Как молодой солдат, переживший войну, Нерия был весьма политизированным человеком. Он подписал письмо офицеров в 1978 году премьер-министру Менахему Бегину, поддержав мирное соглашение с Египтом в обмен на территориальные уступки, и принадлежал к ядру, из которого родилось движение "Шалом ахшав". Со временем он отошел от политики.
"Мне кажется, что деление на левых и правых больше не актуально для политической реальности Израиля и США, - говорит он. - Правильнее смотреть на континуум от либеральной демократии до авторитарного режима. Мне кажется, что обе страны сейчас движутся в пространстве авторитарного управления, но в них все еще есть живая и активная оппозиция, которая дает мне толику оптимизма".
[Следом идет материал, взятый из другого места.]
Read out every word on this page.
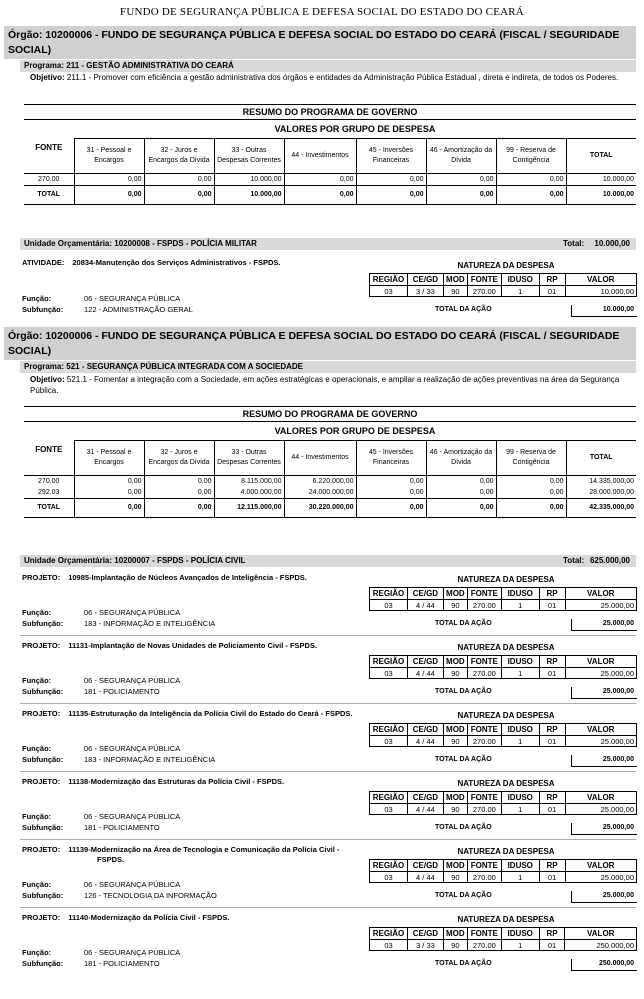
FUNDO DE SEGURANÇA PÚBLICA E DEFESA SOCIAL DO ESTADO DO CEARÁ
Órgão: 10200006 - FUNDO DE SEGURANÇA PÚBLICA E DEFESA SOCIAL DO ESTADO DO CEARÁ (FISCAL / SEGURIDADE SOCIAL)
Programa: 211 - GESTÃO ADMINISTRATIVA DO CEARÁ
Objetivo: 211.1 - Promover com eficiência a gestão administrativa dos órgãos e entidades da Administração Pública Estadual , direta e indireta, de todos os Poderes.
RESUMO DO PROGRAMA DE GOVERNO								
	VALORES POR GRUPO DE DESPESA							
FONTE	31 - Pessoal e Encargos	32 - Juros e Encargos da Dívida	33 - Outras Despesas Correntes	44 - Investimentos	45 - Inversões Financeiras	46 - Amortização da Dívida	99 - Reserva de Contigência	TOTAL
270.00	0,00	0,00	10.000,00	0,00	0,00	0,00	0,00	10.000,00
TOTAL	0,00	0,00	10.000,00	0,00	0,00	0,00	0,00	10.000,00
Unidade Orçamentária: 10200008 - FSPDS - POLÍCIA MILITAR	Total: 10.000,00
ATIVIDADE: 20834-Manutenção dos Serviços Administrativos - FSPDS.	NATUREZA DA DESPESA
REGIÃO	CE/GD	MOD	FONTE	IDUSO	RP	VALOR
03	3 / 33	90	270.00	1	01	10.000,00
Função:	06 - SEGURANÇA PÚBLICA
Subfunção:	122 - ADMINISTRAÇÃO GERAL	TOTAL DA AÇÃO	10.000,00
Órgão: 10200006 - FUNDO DE SEGURANÇA PÚBLICA E DEFESA SOCIAL DO ESTADO DO CEARÁ (FISCAL / SEGURIDADE SOCIAL)
Programa: 521 - SEGURANÇA PÚBLICA INTEGRADA COM A SOCIEDADE
Objetivo: 521.1 - Fomentar a integração com a Sociedade, em ações estratégicas e operacionais, e ampliar a realização de ações preventivas na área da Segurança Pública.
RESUMO DO PROGRAMA DE GOVERNO								
	VALORES POR GRUPO DE DESPESA							
FONTE	31 - Pessoal e Encargos	32 - Juros e Encargos da Dívida	33 - Outras Despesas Correntes	44 - Investimentos	45 - Inversões Financeiras	46 - Amortização da Dívida	99 - Reserva de Contigência	TOTAL
270.00	0,00	0,00	8.115.000,00	6.220.000,00	0,00	0,00	0,00	14.335.000,00
292.03	0,00	0,00	4.000.000,00	24.000.000,00	0,00	0,00	0,00	28.000.000,00
TOTAL	0,00	0,00	12.115.000,00	30.220.000,00	0,00	0,00	0,00	42.335.000,00
Unidade Orçamentária: 10200007 - FSPDS - POLÍCIA CIVIL	Total: 625.000,00
PROJETO: 10985-Implantação de Núcleos Avançados de Inteligência - FSPDS.	NATUREZA DA DESPESA
REGIÃO	CE/GD	MOD	FONTE	IDUSO	RP	VALOR
03	4 / 44	90	270.00	1	01	25.000,00
Função:	06 - SEGURANÇA PÚBLICA
Subfunção:	183 - INFORMAÇÃO E INTELIGÊNCIA	TOTAL DA AÇÃO	25.000,00
PROJETO: 11131-Implantação de Novas Unidades de Policiamento Civil - FSPDS.	NATUREZA DA DESPESA
REGIÃO	CE/GD	MOD	FONTE	IDUSO	RP	VALOR
03	4 / 44	90	270.00	1	01	25.000,00
Função:	06 - SEGURANÇA PÚBLICA
Subfunção:	181 - POLICIAMENTO	TOTAL DA AÇÃO	25.000,00
PROJETO: 11135-Estruturação da Inteligência da Polícia Civil do Estado do Ceará - FSPDS.	NATUREZA DA DESPESA
REGIÃO	CE/GD	MOD	FONTE	IDUSO	RP	VALOR
03	4 / 44	90	270.00	1	01	25.000,00
Função:	06 - SEGURANÇA PÚBLICA
Subfunção:	183 - INFORMAÇÃO E INTELIGÊNCIA	TOTAL DA AÇÃO	25.000,00
PROJETO: 11138-Modernização das Estruturas da Polícia Civil - FSPDS.	NATUREZA DA DESPESA
REGIÃO	CE/GD	MOD	FONTE	IDUSO	RP	VALOR
03	4 / 44	90	270.00	1	01	25.000,00
Função:	06 - SEGURANÇA PÚBLICA
Subfunção:	181 - POLICIAMENTO	TOTAL DA AÇÃO	25.000,00
PROJETO: 11139-Modernização na Área de Tecnologia e Comunicação da Polícia Civil -
FSPDS.
NATUREZA DA DESPESA
REGIÃO	CE/GD	MOD	FONTE	IDUSO	RP	VALOR
03	4 / 44	90	270.00	1	01	25.000,00
Função:	06 - SEGURANÇA PÚBLICA
Subfunção:	126 - TECNOLOGIA DA INFORMAÇÃO	TOTAL DA AÇÃO	25.000,00
PROJETO: 11140-Modernização da Polícia Civil - FSPDS.	NATUREZA DA DESPESA
REGIÃO	CE/GD	MOD	FONTE	IDUSO	RP	VALOR
03	3 / 33	90	270.00	1	01	250.000,00
Função:	06 - SEGURANÇA PÚBLICA
Subfunção:	181 - POLICIAMENTO	TOTAL DA AÇÃO	250.000,00
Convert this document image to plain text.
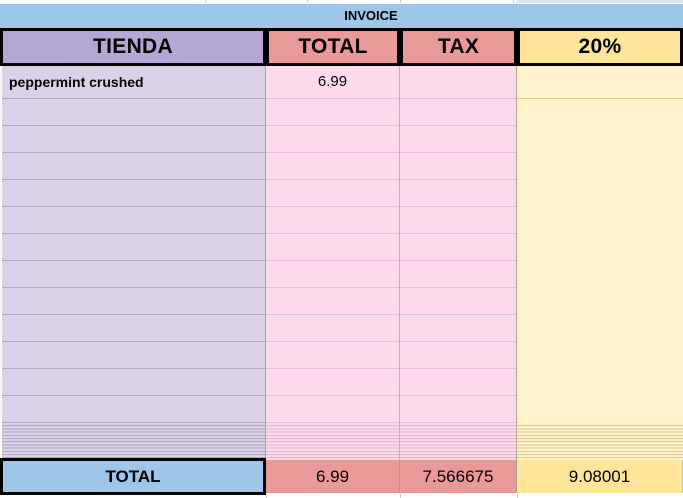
INVOICE
TIENDA	TOTAL	TAX	20%
peppermint crushed	6.99
TOTAL	6.99	7.566675	9.08001
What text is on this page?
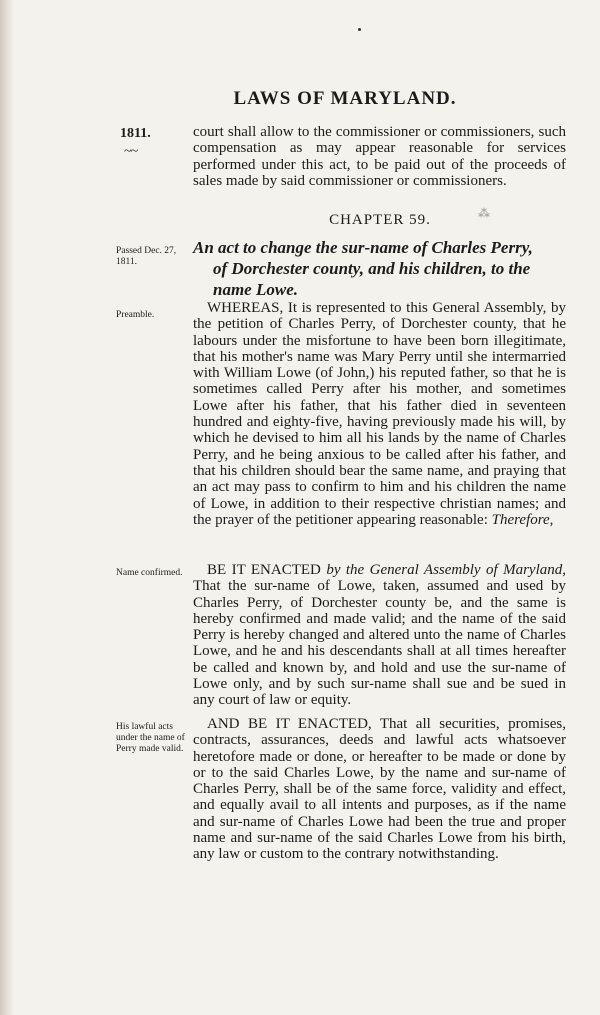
LAWS OF MARYLAND.
1811.
~~
court shall allow to the commissioner or commissioners, such compensation as may appear reasonable for services performed under this act, to be paid out of the proceeds of sales made by said commissioner or commissioners.
CHAPTER 59.	⁂
Passed Dec. 27, 1811.
An act to change the sur-name of Charles Perry,
of Dorchester county, and his children, to the
name Lowe.
Preamble.	WHEREAS, It is represented to this General Assembly, by the petition of Charles Perry, of Dorchester county, that he labours under the misfortune to have been born illegitimate, that his mother's name was Mary Perry until she intermarried with William Lowe (of John,) his reputed father, so that he is sometimes called Perry after his mother, and sometimes Lowe after his father, that his father died in seventeen hundred and eighty-five, having previously made his will, by which he devised to him all his lands by the name of Charles Perry, and he being anxious to be called after his father, and that his children should bear the same name, and praying that an act may pass to confirm to him and his children the name of Lowe, in addition to their respective christian names; and the prayer of the petitioner appearing reasonable: Therefore,
Name confirmed.	BE IT ENACTED by the General Assembly of Maryland, That the sur-name of Lowe, taken, assumed and used by Charles Perry, of Dorchester county be, and the same is hereby confirmed and made valid; and the name of the said Perry is hereby changed and altered unto the name of Charles Lowe, and he and his descendants shall at all times hereafter be called and known by, and hold and use the sur-name of Lowe only, and by such sur-name shall sue and be sued in any court of law or equity.
His lawful acts under the name of Perry made valid.
AND BE IT ENACTED, That all securities, promises, contracts, assurances, deeds and lawful acts whatsoever heretofore made or done, or hereafter to be made or done by or to the said Charles Lowe, by the name and sur-name of Charles Perry, shall be of the same force, validity and effect, and equally avail to all intents and purposes, as if the name and sur-name of Charles Lowe had been the true and proper name and sur-name of the said Charles Lowe from his birth, any law or custom to the contrary notwithstanding.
Он определяет себя как "израильтянин, живущий в Америке", очень связан со страной, посещает родину несколько раз в год, но не собирается возвращаться. Также и потому, что спокойная жизнь в Нью-Йорке - не только привилегия, но и психологическая необходимость, и прежде всего из-за возможностей, которые у него есть в Колумбийском университете. "У нас в подвале стоит свободный МРТ для моих исследований, понимаете, что это значит?!" - его глаза сияют.
Медицинский центр Колумбийского университета находится на севере Манхэттена, примерно в 50 кварталах от основного кампуса, который стал "стартовой точкой" для бурных пропалестинских протестов после 7 октября. Это позволило Нерии избежать личного участия в событиях. Но не уменьшило его гнев.
"Это было очень плохо, - объясняет он. - Колумбийский университет не справился с этим. Антисемитизм нельзя считать свободой слова. Руководство университета запуталось. В Колумбийском университете, как и во всем Нью-Йорке, много евреев и израильтян, и мы все оказались в невыносимой ситуации.
- Вы полагаете, что администрации Трампа действительно важно бороться с антисемитизмом в кампусах, или она использует это как оружие в общей войне против элитных университетов?
- Неважно, Колумбийский университет должен был взять на себя ответственность за то, что сделал. Но нет сомнений, что нынешняя администрация борется с ведущими университетами и пытается вмешаться в абсолютную академическую свободу, которая у них была. Отмена крупных федеральных грантов сильно нарушает мою работу и работу моих коллег почти во всех сферах.